Выбрать главу

Погода менялась стремительно, равно и время, окутавшее нас облаком дорожной пыли. Она была мелкой, как тальк, и заполняла все пространство, где реальным казался только вой ветра и сам факт — приближается буря.

В эти мрачные моменты плоский камень, притулившийся у затерянного в степи поселка, казалось, тянул его на дно речушки. Он стремительно освобождался от купальщиков, исчезали ровные кучки одежды, ватаги наперегонки перебирались с песчаного пляжа к дороге.

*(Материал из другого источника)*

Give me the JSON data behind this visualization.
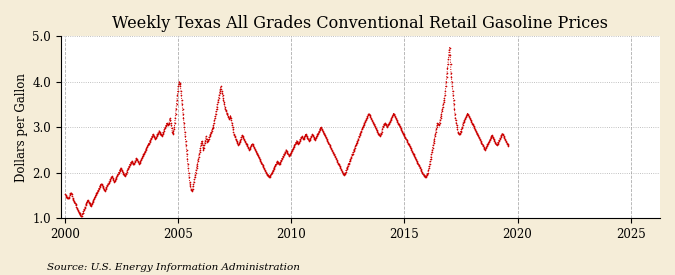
{
  "title": "Weekly Texas All Grades Conventional Retail Gasoline Prices",
  "ylabel": "Dollars per Gallon",
  "source": "Source: U.S. Energy Information Administration",
  "ylim": [
    1.0,
    5.0
  ],
  "yticks": [
    1.0,
    2.0,
    3.0,
    4.0,
    5.0
  ],
  "xticks": [
    2000,
    2005,
    2010,
    2015,
    2020,
    2025
  ],
  "xlim_start": 1999.8,
  "xlim_end": 2026.3,
  "line_color": "#CC0000",
  "plot_bg_color": "#FFFFFF",
  "outer_bg_color": "#F5EDD8",
  "grid_color": "#999999",
  "title_fontsize": 11.5,
  "label_fontsize": 8.5,
  "tick_fontsize": 8.5,
  "source_fontsize": 7.5,
  "start_year": 2000.0,
  "prices": [
    1.52,
    1.5,
    1.48,
    1.47,
    1.46,
    1.45,
    1.44,
    1.43,
    1.45,
    1.47,
    1.5,
    1.52,
    1.54,
    1.55,
    1.54,
    1.52,
    1.48,
    1.45,
    1.42,
    1.4,
    1.38,
    1.36,
    1.34,
    1.32,
    1.3,
    1.28,
    1.25,
    1.22,
    1.2,
    1.18,
    1.16,
    1.14,
    1.12,
    1.1,
    1.08,
    1.06,
    1.05,
    1.04,
    1.05,
    1.08,
    1.1,
    1.12,
    1.15,
    1.18,
    1.2,
    1.22,
    1.25,
    1.28,
    1.3,
    1.33,
    1.35,
    1.38,
    1.4,
    1.38,
    1.36,
    1.34,
    1.32,
    1.3,
    1.28,
    1.26,
    1.28,
    1.3,
    1.32,
    1.35,
    1.38,
    1.4,
    1.42,
    1.44,
    1.46,
    1.48,
    1.5,
    1.52,
    1.54,
    1.56,
    1.58,
    1.6,
    1.62,
    1.64,
    1.66,
    1.68,
    1.7,
    1.72,
    1.74,
    1.76,
    1.74,
    1.72,
    1.7,
    1.68,
    1.66,
    1.64,
    1.62,
    1.6,
    1.62,
    1.64,
    1.66,
    1.68,
    1.7,
    1.72,
    1.74,
    1.76,
    1.78,
    1.8,
    1.82,
    1.84,
    1.86,
    1.88,
    1.9,
    1.92,
    1.9,
    1.88,
    1.86,
    1.84,
    1.82,
    1.8,
    1.82,
    1.84,
    1.86,
    1.88,
    1.9,
    1.92,
    1.94,
    1.96,
    1.98,
    2.0,
    2.02,
    2.04,
    2.06,
    2.08,
    2.1,
    2.08,
    2.06,
    2.04,
    2.02,
    2.0,
    1.98,
    1.96,
    1.94,
    1.92,
    1.94,
    1.96,
    1.98,
    2.0,
    2.02,
    2.05,
    2.08,
    2.1,
    2.12,
    2.14,
    2.16,
    2.18,
    2.2,
    2.22,
    2.24,
    2.26,
    2.24,
    2.22,
    2.2,
    2.18,
    2.2,
    2.22,
    2.24,
    2.26,
    2.28,
    2.3,
    2.32,
    2.3,
    2.28,
    2.26,
    2.24,
    2.22,
    2.2,
    2.22,
    2.24,
    2.26,
    2.28,
    2.3,
    2.32,
    2.34,
    2.36,
    2.38,
    2.4,
    2.42,
    2.44,
    2.46,
    2.48,
    2.5,
    2.52,
    2.54,
    2.56,
    2.58,
    2.6,
    2.62,
    2.64,
    2.66,
    2.68,
    2.7,
    2.72,
    2.74,
    2.76,
    2.78,
    2.8,
    2.82,
    2.84,
    2.82,
    2.8,
    2.78,
    2.76,
    2.74,
    2.76,
    2.78,
    2.8,
    2.82,
    2.84,
    2.86,
    2.88,
    2.9,
    2.92,
    2.9,
    2.88,
    2.86,
    2.84,
    2.82,
    2.8,
    2.82,
    2.85,
    2.88,
    2.9,
    2.92,
    2.95,
    2.98,
    3.0,
    3.02,
    3.05,
    3.08,
    3.1,
    3.08,
    3.06,
    3.04,
    3.06,
    3.1,
    3.15,
    3.2,
    3.15,
    3.1,
    3.05,
    2.98,
    2.9,
    2.85,
    2.88,
    2.92,
    2.96,
    3.0,
    3.1,
    3.2,
    3.3,
    3.4,
    3.5,
    3.6,
    3.7,
    3.8,
    3.9,
    3.95,
    4.0,
    3.98,
    3.96,
    3.9,
    3.8,
    3.7,
    3.6,
    3.5,
    3.4,
    3.3,
    3.2,
    3.1,
    3.0,
    2.9,
    2.8,
    2.7,
    2.6,
    2.5,
    2.4,
    2.3,
    2.2,
    2.1,
    2.0,
    1.9,
    1.8,
    1.75,
    1.7,
    1.65,
    1.62,
    1.6,
    1.62,
    1.65,
    1.7,
    1.75,
    1.8,
    1.85,
    1.9,
    1.95,
    2.0,
    2.05,
    2.1,
    2.15,
    2.2,
    2.25,
    2.3,
    2.35,
    2.4,
    2.45,
    2.5,
    2.55,
    2.6,
    2.65,
    2.7,
    2.65,
    2.6,
    2.55,
    2.5,
    2.55,
    2.6,
    2.65,
    2.7,
    2.75,
    2.8,
    2.75,
    2.7,
    2.68,
    2.7,
    2.72,
    2.75,
    2.78,
    2.8,
    2.82,
    2.85,
    2.88,
    2.9,
    2.92,
    2.95,
    2.98,
    3.0,
    3.05,
    3.1,
    3.15,
    3.2,
    3.25,
    3.3,
    3.35,
    3.4,
    3.45,
    3.5,
    3.55,
    3.6,
    3.65,
    3.7,
    3.75,
    3.8,
    3.85,
    3.9,
    3.85,
    3.8,
    3.75,
    3.7,
    3.65,
    3.6,
    3.55,
    3.5,
    3.45,
    3.4,
    3.38,
    3.35,
    3.32,
    3.3,
    3.28,
    3.25,
    3.22,
    3.2,
    3.18,
    3.2,
    3.22,
    3.25,
    3.2,
    3.15,
    3.1,
    3.05,
    3.0,
    2.95,
    2.9,
    2.85,
    2.82,
    2.8,
    2.78,
    2.75,
    2.72,
    2.7,
    2.68,
    2.65,
    2.62,
    2.6,
    2.62,
    2.65,
    2.68,
    2.7,
    2.72,
    2.75,
    2.78,
    2.8,
    2.82,
    2.8,
    2.78,
    2.76,
    2.74,
    2.72,
    2.7,
    2.68,
    2.66,
    2.64,
    2.62,
    2.6,
    2.58,
    2.56,
    2.54,
    2.52,
    2.5,
    2.52,
    2.54,
    2.56,
    2.58,
    2.6,
    2.62,
    2.64,
    2.62,
    2.6,
    2.58,
    2.56,
    2.54,
    2.52,
    2.5,
    2.48,
    2.46,
    2.44,
    2.42,
    2.4,
    2.38,
    2.36,
    2.34,
    2.32,
    2.3,
    2.28,
    2.26,
    2.24,
    2.22,
    2.2,
    2.18,
    2.16,
    2.14,
    2.12,
    2.1,
    2.08,
    2.06,
    2.04,
    2.02,
    2.0,
    1.98,
    1.96,
    1.95,
    1.94,
    1.93,
    1.92,
    1.91,
    1.9,
    1.92,
    1.94,
    1.96,
    1.98,
    2.0,
    2.02,
    2.04,
    2.06,
    2.08,
    2.1,
    2.12,
    2.14,
    2.16,
    2.18,
    2.2,
    2.22,
    2.24,
    2.26,
    2.24,
    2.22,
    2.2,
    2.18,
    2.2,
    2.22,
    2.24,
    2.26,
    2.28,
    2.3,
    2.32,
    2.34,
    2.36,
    2.38,
    2.4,
    2.42,
    2.44,
    2.46,
    2.48,
    2.5,
    2.48,
    2.46,
    2.44,
    2.42,
    2.4,
    2.38,
    2.36,
    2.38,
    2.4,
    2.42,
    2.44,
    2.46,
    2.48,
    2.5,
    2.52,
    2.54,
    2.56,
    2.58,
    2.6,
    2.62,
    2.64,
    2.66,
    2.68,
    2.7,
    2.68,
    2.66,
    2.65,
    2.64,
    2.66,
    2.68,
    2.7,
    2.72,
    2.74,
    2.76,
    2.78,
    2.8,
    2.78,
    2.76,
    2.75,
    2.74,
    2.76,
    2.78,
    2.8,
    2.82,
    2.84,
    2.82,
    2.8,
    2.78,
    2.76,
    2.75,
    2.74,
    2.72,
    2.7,
    2.72,
    2.74,
    2.76,
    2.78,
    2.8,
    2.82,
    2.84,
    2.82,
    2.8,
    2.78,
    2.76,
    2.74,
    2.72,
    2.74,
    2.76,
    2.78,
    2.8,
    2.82,
    2.84,
    2.86,
    2.88,
    2.9,
    2.92,
    2.94,
    2.96,
    2.98,
    3.0,
    2.98,
    2.96,
    2.94,
    2.92,
    2.9,
    2.88,
    2.86,
    2.84,
    2.82,
    2.8,
    2.78,
    2.76,
    2.74,
    2.72,
    2.7,
    2.68,
    2.66,
    2.64,
    2.62,
    2.6,
    2.58,
    2.56,
    2.54,
    2.52,
    2.5,
    2.48,
    2.46,
    2.44,
    2.42,
    2.4,
    2.38,
    2.36,
    2.34,
    2.32,
    2.3,
    2.28,
    2.26,
    2.24,
    2.22,
    2.2,
    2.18,
    2.16,
    2.14,
    2.12,
    2.1,
    2.08,
    2.06,
    2.04,
    2.02,
    2.0,
    1.98,
    1.96,
    1.95,
    1.96,
    1.98,
    2.0,
    2.02,
    2.05,
    2.08,
    2.1,
    2.12,
    2.15,
    2.18,
    2.2,
    2.22,
    2.25,
    2.28,
    2.3,
    2.32,
    2.35,
    2.38,
    2.4,
    2.42,
    2.45,
    2.48,
    2.5,
    2.52,
    2.55,
    2.58,
    2.6,
    2.62,
    2.65,
    2.68,
    2.7,
    2.72,
    2.75,
    2.78,
    2.8,
    2.82,
    2.85,
    2.88,
    2.9,
    2.92,
    2.95,
    2.98,
    3.0,
    3.02,
    3.05,
    3.08,
    3.1,
    3.12,
    3.14,
    3.16,
    3.18,
    3.2,
    3.22,
    3.24,
    3.26,
    3.28,
    3.3,
    3.28,
    3.26,
    3.24,
    3.22,
    3.2,
    3.18,
    3.16,
    3.14,
    3.12,
    3.1,
    3.08,
    3.06,
    3.04,
    3.02,
    3.0,
    2.98,
    2.96,
    2.94,
    2.92,
    2.9,
    2.88,
    2.86,
    2.84,
    2.82,
    2.8,
    2.82,
    2.84,
    2.86,
    2.88,
    2.9,
    2.95,
    3.0,
    3.02,
    3.04,
    3.06,
    3.08,
    3.1,
    3.08,
    3.06,
    3.04,
    3.02,
    3.0,
    3.02,
    3.04,
    3.06,
    3.08,
    3.1,
    3.12,
    3.14,
    3.16,
    3.18,
    3.2,
    3.22,
    3.24,
    3.26,
    3.28,
    3.3,
    3.28,
    3.26,
    3.24,
    3.22,
    3.2,
    3.18,
    3.16,
    3.14,
    3.12,
    3.1,
    3.08,
    3.06,
    3.04,
    3.02,
    3.0,
    2.98,
    2.96,
    2.94,
    2.92,
    2.9,
    2.88,
    2.86,
    2.84,
    2.82,
    2.8,
    2.78,
    2.76,
    2.75,
    2.74,
    2.72,
    2.7,
    2.68,
    2.66,
    2.64,
    2.62,
    2.6,
    2.58,
    2.56,
    2.54,
    2.52,
    2.5,
    2.48,
    2.46,
    2.44,
    2.42,
    2.4,
    2.38,
    2.36,
    2.34,
    2.32,
    2.3,
    2.28,
    2.26,
    2.24,
    2.22,
    2.2,
    2.18,
    2.16,
    2.14,
    2.12,
    2.1,
    2.08,
    2.06,
    2.04,
    2.02,
    2.0,
    1.98,
    1.96,
    1.95,
    1.94,
    1.93,
    1.92,
    1.91,
    1.9,
    1.92,
    1.94,
    1.96,
    1.98,
    2.0,
    2.05,
    2.1,
    2.15,
    2.2,
    2.25,
    2.3,
    2.35,
    2.4,
    2.45,
    2.5,
    2.55,
    2.6,
    2.65,
    2.7,
    2.75,
    2.8,
    2.85,
    2.9,
    2.95,
    3.0,
    3.05,
    3.1,
    3.08,
    3.06,
    3.04,
    3.06,
    3.1,
    3.15,
    3.2,
    3.25,
    3.3,
    3.35,
    3.4,
    3.45,
    3.5,
    3.55,
    3.6,
    3.65,
    3.7,
    3.8,
    3.9,
    4.0,
    4.1,
    4.2,
    4.3,
    4.4,
    4.5,
    4.6,
    4.7,
    4.75,
    4.6,
    4.4,
    4.2,
    4.1,
    4.0,
    3.9,
    3.8,
    3.7,
    3.6,
    3.5,
    3.4,
    3.3,
    3.2,
    3.15,
    3.1,
    3.05,
    3.0,
    2.95,
    2.9,
    2.88,
    2.86,
    2.85,
    2.86,
    2.88,
    2.9,
    2.92,
    2.95,
    2.98,
    3.0,
    3.05,
    3.1,
    3.12,
    3.14,
    3.16,
    3.18,
    3.2,
    3.22,
    3.24,
    3.26,
    3.28,
    3.3,
    3.28,
    3.26,
    3.24,
    3.22,
    3.2,
    3.18,
    3.16,
    3.14,
    3.12,
    3.1,
    3.08,
    3.06,
    3.04,
    3.02,
    3.0,
    2.98,
    2.96,
    2.94,
    2.92,
    2.9,
    2.88,
    2.86,
    2.84,
    2.82,
    2.8,
    2.78,
    2.76,
    2.74,
    2.72,
    2.7,
    2.68,
    2.66,
    2.64,
    2.62,
    2.6,
    2.58,
    2.56,
    2.54,
    2.52,
    2.5,
    2.52,
    2.54,
    2.56,
    2.58,
    2.6,
    2.62,
    2.64,
    2.66,
    2.68,
    2.7,
    2.72,
    2.74,
    2.76,
    2.78,
    2.8,
    2.82,
    2.8,
    2.78,
    2.76,
    2.74,
    2.72,
    2.7,
    2.68,
    2.66,
    2.64,
    2.62,
    2.6,
    2.62,
    2.64,
    2.66,
    2.68,
    2.7,
    2.72,
    2.74,
    2.76,
    2.78,
    2.8,
    2.82,
    2.84,
    2.86,
    2.84,
    2.82,
    2.8,
    2.78,
    2.76,
    2.74,
    2.72,
    2.7,
    2.68,
    2.66,
    2.64,
    2.62,
    2.6,
    2.58
  ]
}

Вот уже слышен зычный голос Мохабат-аже: «Орынбе-ееек, уй тез, бар!» Спокойный Бек садился на велосипед и прощался: «Пока, мама зовет». Мамой он звал бабушку, которая воспитывала его как сына по древней степной казахской традиции. Первенец-внук остается со стариками, допокоить старость, построить на старом кладбище мазарку.

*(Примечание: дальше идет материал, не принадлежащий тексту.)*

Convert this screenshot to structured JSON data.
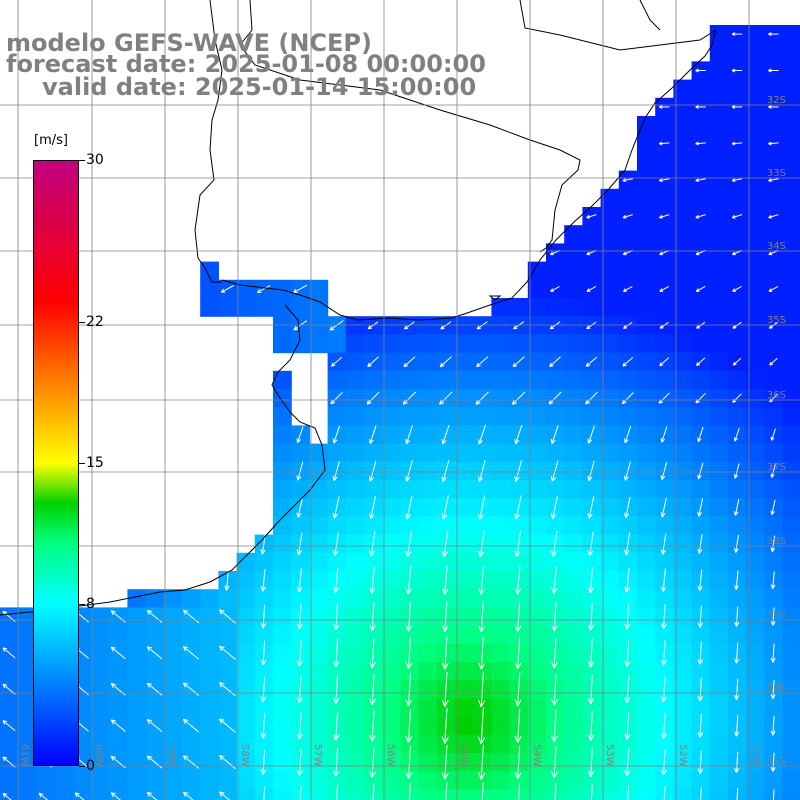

Стена пыльного ветра обрушивалась на Полевое стремительно. Ураган гнул тонкие деревья, рвал провода и жутко завывал. Потом все стихало точно так же, как и началось, только желтела река, постепенно меняя цвет на привычный.

То лето в Полевом таким и запомнилось: очень жарким, с большим количеством бурь.

На продукты первой необходимости тогда как раз ввели талоны. Дед главбуховским суровым оком смерил лист, отрезал ножницами сколько нужно и вручил мне: «Бери велосипед и езжай в сельпо, купишь на все «Беломора». Вышло как раз на сто пачек. Целая сетка папирос неудобно болталась на руле, но ехать было недалеко — километра три. Уже через двадцать минут дед раскладывал пачки по кучкам: это свату, это Сашке, а это мне останется. Дед был заядлым курильщиком, но за всю жизнь я только один раз видел его выпившим.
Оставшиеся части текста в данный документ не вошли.